A Lexington man was credited with pulling a neighbor out of a burning house early Monday morning in East Lexington.
The fire began about 2:30 a.m. at 268 East Loudon Avenue. Flames were confined to the kitchen, but thick black smoke filled the entire house, Lexington fire department Battalion Chief Marshall Griggs said. A man and two women were taken to a hospital for smoke inhalation.
Chris Soulis, who lives two houses down from the house that caught fire, had just gotten home from visiting a friend when the fire started. He said his car had lost power on the drive home; he was outside reading the manual to try to figure out what the problem was.
"It's a Volvo, so it's like trying to figure out how dolphins think," said Soulis, 35.
He heard glass breaking, a familiar sound in the East End neighborhood and, at first, he didn't think anything of it.
"We live on Loudon, so it's not uncommon for glass to be breaking," he said. "Then it happened again, and I thought, 'That was too loud to be a bottle.' "
From his back yard, he could see flames shooting through the window of his neighbor's home. He told his wife to call 911 and ran to the house, where he could hear people screaming for help inside. He then called 911, too.
Soulis circled the house, examining doors and windows. The only window that wasn't shut tight was a small window about 5 or 6 feet off the ground at the back of the house.
He climbed on a chair and pried the window open. Soulis shined a light from his cellphone into the room and began calling for anyone inside to come toward his voice. The smoke was so thick he couldn't tell that the room was a bathroom.
"The toilet was probably 3 feet away from me, but it was so dark I couldn't tell it was a toilet," he said.
Soon, a woman stumbled to the window. Soulis grabbed onto her arms to pull her out of the window when she seemed to lose consciousness and fall onto the floor, he said.
"I said 'You have to get up, let's go,"' Soulis said. "'You have to will yourself to get up.' So she did."
Soulis pulled her head-first through the open window, using his body to break her fall. A police officer who had just arrived helped him carry her to the street.

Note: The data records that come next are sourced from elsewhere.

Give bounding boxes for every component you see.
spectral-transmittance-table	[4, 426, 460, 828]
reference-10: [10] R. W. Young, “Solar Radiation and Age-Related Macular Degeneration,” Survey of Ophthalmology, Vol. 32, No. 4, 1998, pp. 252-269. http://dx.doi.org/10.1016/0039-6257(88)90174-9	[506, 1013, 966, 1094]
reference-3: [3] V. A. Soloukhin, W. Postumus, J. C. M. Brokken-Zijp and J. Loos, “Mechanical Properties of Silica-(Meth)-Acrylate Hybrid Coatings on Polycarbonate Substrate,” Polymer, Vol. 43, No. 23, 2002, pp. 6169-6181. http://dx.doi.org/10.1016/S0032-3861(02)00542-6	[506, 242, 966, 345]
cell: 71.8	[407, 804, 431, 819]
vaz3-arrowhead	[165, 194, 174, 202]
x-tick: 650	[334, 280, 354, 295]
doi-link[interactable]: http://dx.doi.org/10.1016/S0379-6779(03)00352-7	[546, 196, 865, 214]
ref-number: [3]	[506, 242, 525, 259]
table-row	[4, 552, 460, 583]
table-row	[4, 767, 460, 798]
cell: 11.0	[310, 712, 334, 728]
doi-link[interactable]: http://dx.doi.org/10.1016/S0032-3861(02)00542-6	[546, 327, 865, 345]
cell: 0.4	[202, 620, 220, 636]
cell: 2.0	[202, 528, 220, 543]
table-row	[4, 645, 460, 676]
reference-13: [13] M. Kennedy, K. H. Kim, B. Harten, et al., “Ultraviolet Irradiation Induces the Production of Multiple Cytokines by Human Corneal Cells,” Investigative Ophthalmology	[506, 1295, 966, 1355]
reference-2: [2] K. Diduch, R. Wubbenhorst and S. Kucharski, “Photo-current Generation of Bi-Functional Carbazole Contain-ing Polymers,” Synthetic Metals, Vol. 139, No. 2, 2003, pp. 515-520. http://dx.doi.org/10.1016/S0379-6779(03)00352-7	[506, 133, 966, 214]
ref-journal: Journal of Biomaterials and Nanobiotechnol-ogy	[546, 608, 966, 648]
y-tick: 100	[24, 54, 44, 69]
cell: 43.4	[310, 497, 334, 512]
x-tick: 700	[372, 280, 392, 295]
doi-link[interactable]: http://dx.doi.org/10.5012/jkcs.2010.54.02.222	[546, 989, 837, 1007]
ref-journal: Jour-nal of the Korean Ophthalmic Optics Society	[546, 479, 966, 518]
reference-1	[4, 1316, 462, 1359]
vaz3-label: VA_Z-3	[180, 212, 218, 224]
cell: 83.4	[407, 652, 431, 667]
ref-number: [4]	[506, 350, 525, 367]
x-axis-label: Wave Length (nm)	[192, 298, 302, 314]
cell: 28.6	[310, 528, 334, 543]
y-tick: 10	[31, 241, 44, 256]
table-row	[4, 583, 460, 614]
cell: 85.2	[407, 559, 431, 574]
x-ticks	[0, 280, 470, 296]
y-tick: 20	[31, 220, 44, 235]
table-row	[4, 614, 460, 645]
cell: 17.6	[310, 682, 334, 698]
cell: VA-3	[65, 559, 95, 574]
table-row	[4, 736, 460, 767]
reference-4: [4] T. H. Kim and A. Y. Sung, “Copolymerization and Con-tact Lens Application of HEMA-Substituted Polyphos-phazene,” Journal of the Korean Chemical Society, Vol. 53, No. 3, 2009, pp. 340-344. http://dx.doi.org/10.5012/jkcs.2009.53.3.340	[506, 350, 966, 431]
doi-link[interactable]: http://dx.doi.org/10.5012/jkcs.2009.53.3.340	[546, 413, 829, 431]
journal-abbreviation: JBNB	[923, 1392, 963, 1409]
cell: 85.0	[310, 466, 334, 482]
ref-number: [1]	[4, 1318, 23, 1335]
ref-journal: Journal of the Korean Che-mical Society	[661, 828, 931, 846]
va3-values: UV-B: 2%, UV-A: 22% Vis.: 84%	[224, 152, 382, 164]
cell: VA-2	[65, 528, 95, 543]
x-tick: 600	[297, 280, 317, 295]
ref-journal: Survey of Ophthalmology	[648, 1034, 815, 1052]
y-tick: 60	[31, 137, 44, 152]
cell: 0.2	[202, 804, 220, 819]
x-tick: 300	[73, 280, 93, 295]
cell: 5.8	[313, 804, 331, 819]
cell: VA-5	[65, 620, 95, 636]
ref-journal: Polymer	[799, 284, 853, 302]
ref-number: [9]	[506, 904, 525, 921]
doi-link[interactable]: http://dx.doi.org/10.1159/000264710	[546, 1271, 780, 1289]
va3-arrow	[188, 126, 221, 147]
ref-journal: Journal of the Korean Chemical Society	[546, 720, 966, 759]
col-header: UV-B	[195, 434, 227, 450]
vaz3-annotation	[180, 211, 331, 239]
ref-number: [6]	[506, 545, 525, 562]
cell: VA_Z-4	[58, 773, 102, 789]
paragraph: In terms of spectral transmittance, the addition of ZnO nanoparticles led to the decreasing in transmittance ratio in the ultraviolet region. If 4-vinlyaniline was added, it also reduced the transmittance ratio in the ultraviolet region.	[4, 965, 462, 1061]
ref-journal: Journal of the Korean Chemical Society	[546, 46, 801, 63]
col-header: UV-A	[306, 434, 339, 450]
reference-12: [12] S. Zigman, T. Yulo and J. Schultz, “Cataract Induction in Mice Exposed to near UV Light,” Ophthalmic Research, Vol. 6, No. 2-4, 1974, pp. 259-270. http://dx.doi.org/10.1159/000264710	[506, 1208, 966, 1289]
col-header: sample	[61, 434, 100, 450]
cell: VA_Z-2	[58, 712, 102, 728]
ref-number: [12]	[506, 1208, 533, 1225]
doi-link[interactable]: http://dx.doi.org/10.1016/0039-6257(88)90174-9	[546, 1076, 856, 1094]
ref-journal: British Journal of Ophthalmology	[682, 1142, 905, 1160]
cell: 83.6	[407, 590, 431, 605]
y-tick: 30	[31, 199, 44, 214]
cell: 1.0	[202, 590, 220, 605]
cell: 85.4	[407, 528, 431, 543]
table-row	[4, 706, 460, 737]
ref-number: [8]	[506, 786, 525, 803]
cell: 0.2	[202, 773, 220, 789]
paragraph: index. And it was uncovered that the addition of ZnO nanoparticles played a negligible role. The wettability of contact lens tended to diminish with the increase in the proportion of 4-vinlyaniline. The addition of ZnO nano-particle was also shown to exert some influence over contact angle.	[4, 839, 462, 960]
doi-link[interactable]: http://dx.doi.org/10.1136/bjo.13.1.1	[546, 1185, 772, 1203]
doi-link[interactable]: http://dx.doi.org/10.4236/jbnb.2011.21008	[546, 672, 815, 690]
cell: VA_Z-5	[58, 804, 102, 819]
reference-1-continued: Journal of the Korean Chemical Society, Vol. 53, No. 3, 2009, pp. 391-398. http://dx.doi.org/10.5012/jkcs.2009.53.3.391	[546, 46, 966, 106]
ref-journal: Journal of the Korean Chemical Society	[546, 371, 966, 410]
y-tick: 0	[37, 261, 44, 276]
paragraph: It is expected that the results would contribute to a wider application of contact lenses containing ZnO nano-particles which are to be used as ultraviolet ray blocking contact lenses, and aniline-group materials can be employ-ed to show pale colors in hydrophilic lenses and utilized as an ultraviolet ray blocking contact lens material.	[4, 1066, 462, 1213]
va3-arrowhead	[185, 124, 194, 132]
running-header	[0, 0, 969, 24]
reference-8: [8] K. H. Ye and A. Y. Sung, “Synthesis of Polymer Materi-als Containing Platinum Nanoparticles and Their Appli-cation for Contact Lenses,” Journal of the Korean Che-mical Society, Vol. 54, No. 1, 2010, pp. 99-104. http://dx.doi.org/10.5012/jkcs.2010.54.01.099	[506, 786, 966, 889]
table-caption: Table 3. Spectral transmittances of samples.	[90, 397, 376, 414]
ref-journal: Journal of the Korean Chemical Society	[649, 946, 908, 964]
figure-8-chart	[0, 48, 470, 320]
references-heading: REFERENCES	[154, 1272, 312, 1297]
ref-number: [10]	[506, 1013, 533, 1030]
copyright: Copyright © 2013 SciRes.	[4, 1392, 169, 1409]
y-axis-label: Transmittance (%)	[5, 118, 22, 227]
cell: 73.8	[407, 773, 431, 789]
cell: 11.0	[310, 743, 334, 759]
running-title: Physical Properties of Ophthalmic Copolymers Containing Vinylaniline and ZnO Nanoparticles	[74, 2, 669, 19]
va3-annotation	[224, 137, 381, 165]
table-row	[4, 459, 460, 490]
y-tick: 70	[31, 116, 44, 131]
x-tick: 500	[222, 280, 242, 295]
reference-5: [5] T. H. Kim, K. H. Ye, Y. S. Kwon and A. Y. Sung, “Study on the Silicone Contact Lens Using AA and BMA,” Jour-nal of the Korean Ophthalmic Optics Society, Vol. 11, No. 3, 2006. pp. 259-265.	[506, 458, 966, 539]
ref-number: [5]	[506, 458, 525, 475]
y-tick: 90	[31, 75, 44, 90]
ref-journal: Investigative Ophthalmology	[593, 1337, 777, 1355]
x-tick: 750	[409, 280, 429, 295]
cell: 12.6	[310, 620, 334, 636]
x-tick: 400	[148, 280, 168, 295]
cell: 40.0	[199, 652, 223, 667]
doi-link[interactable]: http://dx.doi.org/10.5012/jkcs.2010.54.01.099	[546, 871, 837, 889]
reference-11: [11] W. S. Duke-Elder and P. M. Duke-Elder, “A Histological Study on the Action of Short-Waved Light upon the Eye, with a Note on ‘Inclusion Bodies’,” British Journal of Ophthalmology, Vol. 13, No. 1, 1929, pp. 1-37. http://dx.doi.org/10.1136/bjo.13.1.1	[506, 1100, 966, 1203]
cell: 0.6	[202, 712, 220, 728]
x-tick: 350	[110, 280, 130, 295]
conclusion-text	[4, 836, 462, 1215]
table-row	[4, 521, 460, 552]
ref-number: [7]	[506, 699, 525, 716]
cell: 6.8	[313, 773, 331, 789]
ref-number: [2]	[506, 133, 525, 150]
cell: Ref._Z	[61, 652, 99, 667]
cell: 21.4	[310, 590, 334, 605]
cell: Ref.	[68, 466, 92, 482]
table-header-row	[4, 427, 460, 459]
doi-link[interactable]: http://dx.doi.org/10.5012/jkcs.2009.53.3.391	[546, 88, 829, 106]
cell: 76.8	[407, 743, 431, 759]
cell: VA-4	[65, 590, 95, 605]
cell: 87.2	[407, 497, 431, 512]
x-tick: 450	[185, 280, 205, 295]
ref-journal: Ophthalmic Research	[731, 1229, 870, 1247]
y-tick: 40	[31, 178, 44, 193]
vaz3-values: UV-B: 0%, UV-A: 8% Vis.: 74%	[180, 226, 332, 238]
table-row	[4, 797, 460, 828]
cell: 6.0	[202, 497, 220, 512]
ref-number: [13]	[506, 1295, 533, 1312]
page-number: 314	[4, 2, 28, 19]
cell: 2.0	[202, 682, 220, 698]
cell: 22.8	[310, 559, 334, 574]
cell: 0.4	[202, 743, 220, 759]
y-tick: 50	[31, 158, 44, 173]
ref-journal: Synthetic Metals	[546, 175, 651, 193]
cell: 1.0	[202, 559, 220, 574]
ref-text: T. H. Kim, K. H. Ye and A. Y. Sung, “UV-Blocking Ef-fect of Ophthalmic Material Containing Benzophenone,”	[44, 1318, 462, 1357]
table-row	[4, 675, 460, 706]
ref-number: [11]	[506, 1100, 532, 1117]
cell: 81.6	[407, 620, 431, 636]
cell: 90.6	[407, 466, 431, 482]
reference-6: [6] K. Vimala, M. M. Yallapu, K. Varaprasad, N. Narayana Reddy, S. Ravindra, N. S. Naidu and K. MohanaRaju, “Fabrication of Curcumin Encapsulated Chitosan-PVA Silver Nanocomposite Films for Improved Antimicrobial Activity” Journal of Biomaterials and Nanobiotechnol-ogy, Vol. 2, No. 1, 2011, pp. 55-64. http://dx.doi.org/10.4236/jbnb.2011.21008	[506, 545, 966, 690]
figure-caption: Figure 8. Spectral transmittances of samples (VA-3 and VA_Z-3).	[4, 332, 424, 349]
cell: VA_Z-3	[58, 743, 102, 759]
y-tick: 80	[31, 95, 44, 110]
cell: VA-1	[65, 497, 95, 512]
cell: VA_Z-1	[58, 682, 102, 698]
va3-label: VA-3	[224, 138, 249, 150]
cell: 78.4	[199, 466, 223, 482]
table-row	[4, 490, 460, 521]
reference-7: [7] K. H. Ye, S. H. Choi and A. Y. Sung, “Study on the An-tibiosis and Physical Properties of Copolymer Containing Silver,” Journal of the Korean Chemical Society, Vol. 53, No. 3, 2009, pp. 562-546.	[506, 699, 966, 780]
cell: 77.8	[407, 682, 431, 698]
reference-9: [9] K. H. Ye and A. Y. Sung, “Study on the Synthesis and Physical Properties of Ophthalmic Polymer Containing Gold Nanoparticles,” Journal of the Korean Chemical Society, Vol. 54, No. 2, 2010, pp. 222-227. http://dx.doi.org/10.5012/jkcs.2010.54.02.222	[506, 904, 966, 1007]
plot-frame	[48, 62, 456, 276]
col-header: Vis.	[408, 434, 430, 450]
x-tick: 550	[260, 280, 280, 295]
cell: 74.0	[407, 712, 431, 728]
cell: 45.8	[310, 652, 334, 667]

When firefighters arrived about a minute later, they pulled a second woman from another window. Firefighters then searched the house, pulling an unconscious man to safety.
The man was having trouble breathing, Griggs said. Firefighters resuscitated him before he and the two women were taken to the hospital.
The victims' names and conditions were not available Monday.
Griggs praised Soulis and the police officer, saying that they helped the woman escape without going inside the smoke-filled house and putting themselves in harm's way.
"They did exactly what was right," Griggs said.
Soulis laughed when asked whether he felt like a hero. "No," he said.
"I just think you have to look out for one another, especially when everything is going to hell in a handbasket all around the world," he said. "On Loudon, that kind of goodwill probably needs to happen more than other places."